Zum Ende des Ev. Kirchenjahres markiert der Reformationstag gerade in diesem Jahr mit der Auswahl von Galater 5 den neuerlichen Aufbruch in das christliche Leben. Im Jahr der „Corona-Pandemie“, in dem diese Gedanken entstehen, wird unser Blick also über die Krise hinaus geweitet.
Dafür könnten die liturgischen Farben sowohl dieses 31.10. im Besonderen stehen. ROT symbolisiert den Heiligen Geist, steht für Liebe und Blut. Mit dieser Farbgebung rückt die feiernde Gemeinde ins Zentrum. Das GRÜN des 31. Sonntag im Jahreskreis steht für die Hoffnung und ziert alle Tage im Jahreskreis, die keine andere besondere Farbe (z.B. rot oder weiß) tragen.

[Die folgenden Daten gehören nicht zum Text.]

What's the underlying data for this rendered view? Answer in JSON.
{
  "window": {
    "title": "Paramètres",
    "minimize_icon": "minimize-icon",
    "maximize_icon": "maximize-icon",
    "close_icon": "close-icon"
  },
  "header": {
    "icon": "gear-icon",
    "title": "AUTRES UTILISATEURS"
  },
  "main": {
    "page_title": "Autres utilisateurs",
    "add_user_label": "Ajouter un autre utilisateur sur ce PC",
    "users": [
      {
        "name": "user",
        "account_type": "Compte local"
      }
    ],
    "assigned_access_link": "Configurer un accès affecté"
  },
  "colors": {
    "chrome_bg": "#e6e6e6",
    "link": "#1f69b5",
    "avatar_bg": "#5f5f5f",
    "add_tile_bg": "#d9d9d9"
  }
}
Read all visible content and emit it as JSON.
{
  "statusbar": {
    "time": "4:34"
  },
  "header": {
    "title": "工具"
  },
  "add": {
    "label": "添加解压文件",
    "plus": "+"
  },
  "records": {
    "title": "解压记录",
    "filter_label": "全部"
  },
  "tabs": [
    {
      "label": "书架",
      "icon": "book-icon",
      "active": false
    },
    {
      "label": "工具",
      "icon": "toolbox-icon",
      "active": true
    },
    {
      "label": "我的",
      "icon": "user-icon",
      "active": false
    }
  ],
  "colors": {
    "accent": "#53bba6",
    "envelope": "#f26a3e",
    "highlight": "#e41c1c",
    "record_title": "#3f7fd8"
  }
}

Wir schauen also an diesem Sonntag auf die Hoffnung, die sich im Leben einer (hoffentlich wieder) feiernden Gemeinde ausbreitet und Menschen verbindet. Und wir weiten unseren Blick auf den Glauben, das praktische Christsein (in einer Welt ein Jahr nach dem Ausbruch der „Corona-Pandemie).
Gedanken zu den einzelnen Bibelworten
Galater 5, 1-6
Das Interessante an diesen wenigen Worten ist, dass die Galater darauf hoffen, gerechtfertigt zu werden und Paulus ihnen zusagt, dass sie (durch Christi Tod und Auferstehung) schon gerechtfertigt sind. Das verführt dazu, selbstgerecht zu werden. Und dieser Unterton schwingt hier auch deutlich mit. Die so genannte „neue Freiheit“ könnte dazu verleiten, einfach weiter zu machen.
Ein Seitenblick auf das „Nach-Corona-Jahr“ könnte verdeutlichen, was wir aus dem momentan noch sehr nachwirkenden „lock down“ gemacht (gelernt) haben. Und gerade deswegen übersetze ich mal völlig frei „Nächstenliebe“ mit „nachhaltiges und gesundes Leben für alle in einem verantwortlichen Sein in und mit der Schöpfung/Natur“.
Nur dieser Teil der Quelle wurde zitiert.